UK Has Just 1 Charger For Every 8 EVs on Road

Latest EV infrastructure statistics in the UK reveal the technology still has a mountain to climb to gain mainstream acceptance.

According to analysis by motor industry body, the Institute of the Motor Industry (IMI), found that only the capital city of London is on target to meet its EV ambitions. It also claims urban Clean Air Zones are failing to deliver on electric car targets, with a national average of there being as many as 8 EVs for every charging point across the UK.  Also, only about 3% of all vehicle technicians are currently qualified to work safely on electrified vehicles, the vast majority of whom work in manufacturers’ franchised dealerships.

The UK government has confirmed that the sale of new vehicles with petrol or diesel internal combustion engines as their only source of propulsion will be banned from 2040, with some MP’s lobbying for an earlier introduction date of 2032, as has already been mandated by the Scottish Parliament.

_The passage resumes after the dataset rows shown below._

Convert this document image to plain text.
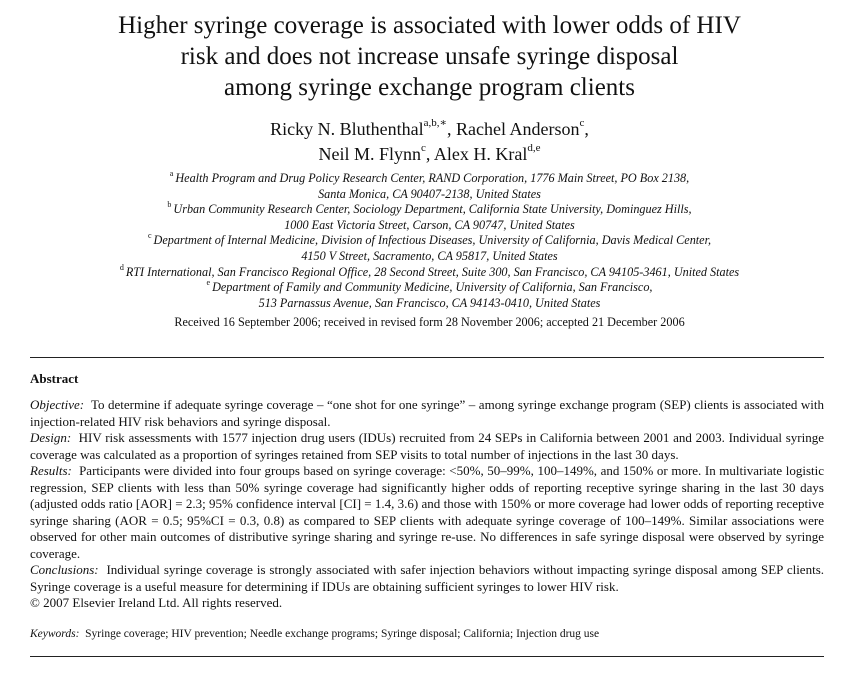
Higher syringe coverage is associated with lower odds of HIV
risk and does not increase unsafe syringe disposal
among syringe exchange program clients
Ricky N. Bluthenthal$^{a,b,∗}$, Rachel Anderson$^c$,
Neil M. Flynn$^c$, Alex H. Kral$^{d,e}$
$^a$ Health Program and Drug Policy Research Center, RAND Corporation, 1776 Main Street, PO Box 2138,
Santa Monica, CA 90407-2138, United States
$^b$ Urban Community Research Center, Sociology Department, California State University, Dominguez Hills,
1000 East Victoria Street, Carson, CA 90747, United States
$^c$ Department of Internal Medicine, Division of Infectious Diseases, University of California, Davis Medical Center,
4150 V Street, Sacramento, CA 95817, United States
$^d$ RTI International, San Francisco Regional Office, 28 Second Street, Suite 300, San Francisco, CA 94105-3461, United States
$^e$ Department of Family and Community Medicine, University of California, San Francisco,
513 Parnassus Avenue, San Francisco, CA 94143-0410, United States
Received 16 September 2006; received in revised form 28 November 2006; accepted 21 December 2006
Abstract

Objective: To determine if adequate syringe coverage – “one shot for one syringe” – among syringe exchange program (SEP) clients is associated with injection-related HIV risk behaviors and syringe disposal.

Design: HIV risk assessments with 1577 injection drug users (IDUs) recruited from 24 SEPs in California between 2001 and 2003. Individual syringe coverage was calculated as a proportion of syringes retained from SEP visits to total number of injections in the last 30 days.

Results: Participants were divided into four groups based on syringe coverage: <50%, 50–99%, 100–149%, and 150% or more. In multivariate logistic regression, SEP clients with less than 50% syringe coverage had significantly higher odds of reporting receptive syringe sharing in the last 30 days (adjusted odds ratio [AOR] = 2.3; 95% confidence interval [CI] = 1.4, 3.6) and those with 150% or more coverage had lower odds of reporting receptive syringe sharing (AOR = 0.5; 95%CI = 0.3, 0.8) as compared to SEP clients with adequate syringe coverage of 100–149%. Similar associations were observed for other main outcomes of distributive syringe sharing and syringe re-use. No differences in safe syringe disposal were observed by syringe coverage.

Conclusions: Individual syringe coverage is strongly associated with safer injection behaviors without impacting syringe disposal among SEP clients. Syringe coverage is a useful measure for determining if IDUs are obtaining sufficient syringes to lower HIV risk.

© 2007 Elsevier Ireland Ltd. All rights reserved.

Keywords: Syringe coverage; HIV prevention; Needle exchange programs; Syringe disposal; California; Injection drug use
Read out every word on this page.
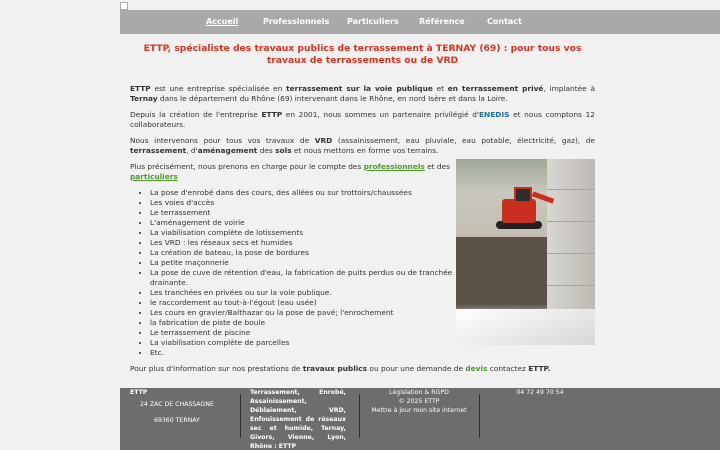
Accueil	Professionnels Particuliers	Référence	Contact
ETTP, spécialiste des travaux publics de terrassement à TERNAY (69) : pour tous vos travaux de terrassements ou de VRD

ETTP est une entreprise spécialisée en terrassement sur la voie publique et en terrassement privé, implantée à Ternay dans le département du Rhône (69) intervenant dans le Rhône, en nord Isère et dans la Loire.

Depuis la création de l'entreprise ETTP en 2001, nous sommes un partenaire privilégié d'ENEDIS et nous comptons 12 collaborateurs.

Nous intervenons pour tous vos travaux de VRD (assainissement, eau pluviale, eau potable, électricité, gaz), de terrassement, d'aménagement des sols et nous mettons en forme vos terrains.

Plus précisément, nous prenons en charge pour le compte des professionnels et des particuliers

• La pose d'enrobé dans des cours, des allées ou sur trottoirs/chaussées
• Les voies d'accès
• Le terrassement
• L'aménagement de voirie
• La viabilisation complète de lotissements
• Les VRD : les réseaux secs et humides
• La création de bateau, la pose de bordures
• La petite maçonnerie
• La pose de cuve de rétention d'eau, la fabrication de puits perdus ou de tranchée drainante.
• Les tranchées en privées ou sur la voie publique.
• le raccordement au tout-à-l'égout (eau usée)
• Les cours en gravier/Balthazar ou la pose de pavé; l'enrochement
• la fabrication de piste de boule
• Le terrassement de piscine
• La viabilisation complète de parcelles
• Etc.

Pour plus d'information sur nos prestations de travaux publics ou pour une demande de devis contactez ETTP.

ETTP
24 ZAC DE CHASSAGNE
69360 TERNAY
Terrassement, Enrobé, Assainissement, Déblaiement, VRD, Enfouissement de réseaux sec et humide, Ternay, Givors, Vienne, Lyon, Rhône : ETTP
Législation & RGPD
© 2025 ETTP
Mettre à jour mon site internet
04 72 49 70 54
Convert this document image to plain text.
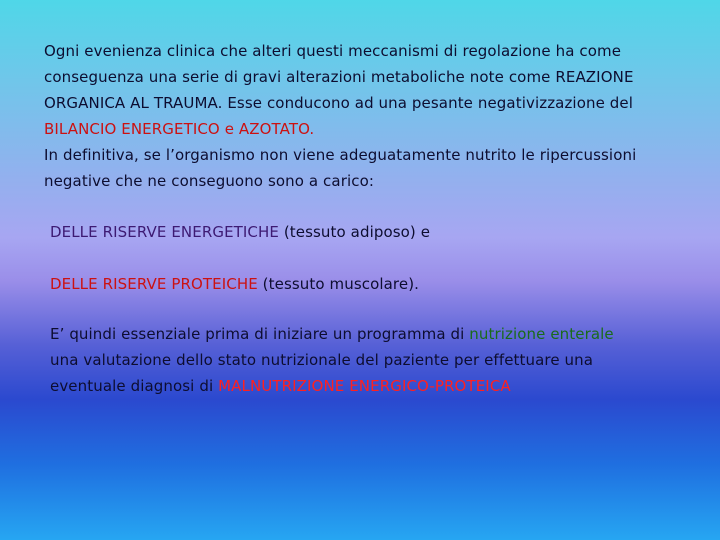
Ogni evenienza clinica che alteri questi meccanismi di regolazione ha come
conseguenza una serie di gravi alterazioni metaboliche note come REAZIONE
ORGANICA AL TRAUMA. Esse conducono ad una pesante negativizzazione del
BILANCIO ENERGETICO e AZOTATO.
In definitiva, se l’organismo non viene adeguatamente nutrito le ripercussioni
negative che ne conseguono sono a carico:
DELLE RISERVE ENERGETICHE (tessuto adiposo) e
DELLE RISERVE PROTEICHE (tessuto muscolare).
E’ quindi essenziale prima di iniziare un programma di nutrizione enterale
una valutazione dello stato nutrizionale del paziente per effettuare una
eventuale diagnosi di MALNUTRIZIONE ENERGICO-PROTEICA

Diesel sales are rapidly declining and the take up of electrified alternatives, including full electric (EV) and plug-in hybrid (PHEV) vehicles, are estimated to exceed one million on UK roads by 2020 but there are currently only 18,000 charging points across 6,500 locations. So, the IMI is calling on government to invest more on a reliable and accessible infrastructure.

Steve Nash, chief executive at the IMI, said: “The recently published sales figures for electric and hybrid vehicles demonstrate that drivers are rapidly making the transition away from pure petrol/diesel engines. However it’s vital that government recognizes the new skills requirements needed to underpin the successful move to this new technology, which is entirely different to the skills required to service and repair internal combustion engines.

“Without appropriate training vehicle technicians are at risk of serious harm or even death and employers may be in breach of Health & Safety regulations. Government must incentivize and support businesses to invest in the training of their staff if they are to have the knowledge and skills to safely work on or around high voltage vehicle systems and technology.”